Outre le fait que cette solution implique de dater la rupture à un moment où le salarié n'en a pas connaissance, elle contredit la théorie des actes réceptices. Cette théorie est pourtant la règle en matière d'actes unilatéraux (voir sur ce point : G. Auzero, Revirement quant à la date de la rupture du contrat de travail en période d'essai, Lexbase Hebdo n° 169 du 26 mai 2005 - édition sociale N° Lexbase : N4538AIW). La rupture du contrat de travail, qu'elle intervienne en période d'essai ou après l'expiration de cette période, appartient donc à la théorie des actes non réceptices. Il faut, sans doute, y voir l'une des spécificités du droit du travail, (comme l'ordre public social) contenue dans l'article L. 122-14-1 du Code du travail, résultant d'une interprétation stricte de ce texte.

  • Un fondement textuel ?

L'article L. 122-14-1, alinéa 1er, du Code du travail dispose que "l'employeur qui décide de licencier un salarié doit notifier le licenciement par lettre recommandée avec demande d'avis de réception". Pour que le contrat soit rompu, cette disposition n'impose que l'envoi par l'employeur d'une lettre recommandée avec avis de réception. Rien, dans ce texte, n'impose que le salarié ait pris connaissance du contenu de la lettre pour que la rupture devienne effective.

Cette affirmation semble trouver confirmation dans l'article L. 122-4 du Code du travail (N° Lexbase : L5554ACP) qui dispose que "le contrat de travail conclu sans détermination de durée peut cesser à l'initiative d'une des parties contractantes sous réserve de l'application des règles ci-après définies". Une fois que l'employeur a respecté les règles, de fond et de forme, prescrites par le législateur, il ne lui reste plus qu'à matérialiser sa décision de mettre fin à la relation de travail par l'envoi d'une lettre recommandée. Sa décision étant prise, le contrat est rompu et la lettre a seulement pour objet de porter cette décision de manière officielle à la connaissance du salarié.
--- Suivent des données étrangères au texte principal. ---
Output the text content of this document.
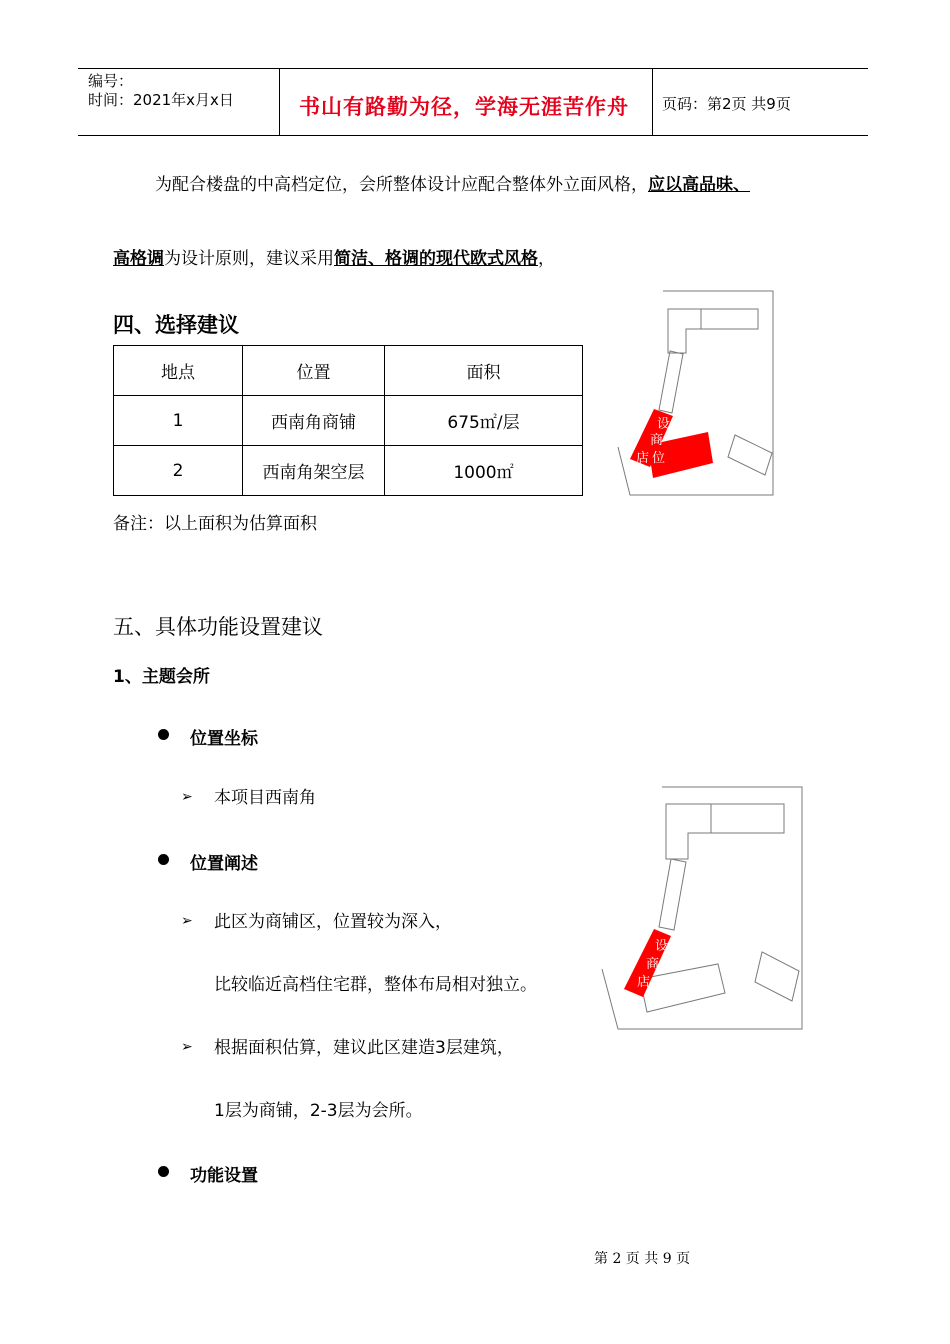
编号：
时间：2021年x月x日	书山有路勤为径，学海无涯苦作舟 页码：第2页 共9页
为配合楼盘的中高档定位，会所整体设计应配合整体外立面风格，应以高品味、
高格调为设计原则，建议采用简洁、格调的现代欧式风格，
四、选择建议
地点	位置	面积
1	西南角商铺	675㎡/层
2	西南角架空层	1000㎡
备注：以上面积为估算面积
设
商
店 位
五、具体功能设置建议
1、主题会所
位置坐标
➢ 本项目西南角
位置阐述
➢ 此区为商铺区，位置较为深入，
比较临近高档住宅群，整体布局相对独立。
➢ 根据面积估算，建议此区建造3层建筑，
1层为商铺，2-3层为会所。
功能设置
设
商
店
第 2 页 共 9 页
  • Quelques difficultés pratiques...

Si cette solution peut trouver une justification textuelle, elle pose cependant deux problèmes pratiques : en premier lieu, il existe désormais un décalage entre la date de la rupture et celle où commence à courir le préavis. Quid de cette période ? Il semble que ce revirement ne change rien pour l'employeur qui reste tenu des salaires entre la date d'envoi de la lettre et celle de sa réception. Dans la décision commentée, les juges du fond avaient arrêté la mise à pied à la date d'envoi de la lettre et les juges de cassation l'ont prolongée jusqu'au point de départ du préavis. D'un point de vue salarial, rien ne change pour le salarié. Le seul changement concerne le décompte de l'ancienneté, pouvant léser certains salariés.

En second lieu, les salariés voient leurs droits à ancienneté arrêtés à cette date. Si, dans l'espèce commentée, cela était favorable au salarié puisqu'il s'est vu allouer 13 jours supplémentaires de salaire au titre de la mise à pied, tel n'était pas le cas dans la décision du 26 septembre 2006. Dans cette décision, en effet, ce nouveau décompte de l'ancienneté a fait perdre au salarié les droits auxquels il pouvait prétendre en tant que salarié ayant plus de 2 ans d'ancienneté dans l'entreprise. Le fait de prendre comme date de rupture celle de l'envoi de la lettre ayant réduit son ancienneté en-deça de 2 ans, il ne pouvait prétendre à une indemnité pour licenciement sans cause réelle et sérieuse d'au minimum 6 mois de salaires (C. trav., art. L. 122-14-4 N° Lexbase : L8990G74) mais simplement à des dommages et intérêts en fonction du préjudice subi (C. trav., art. L. 122-14-5 N° Lexbase : L5570ACB).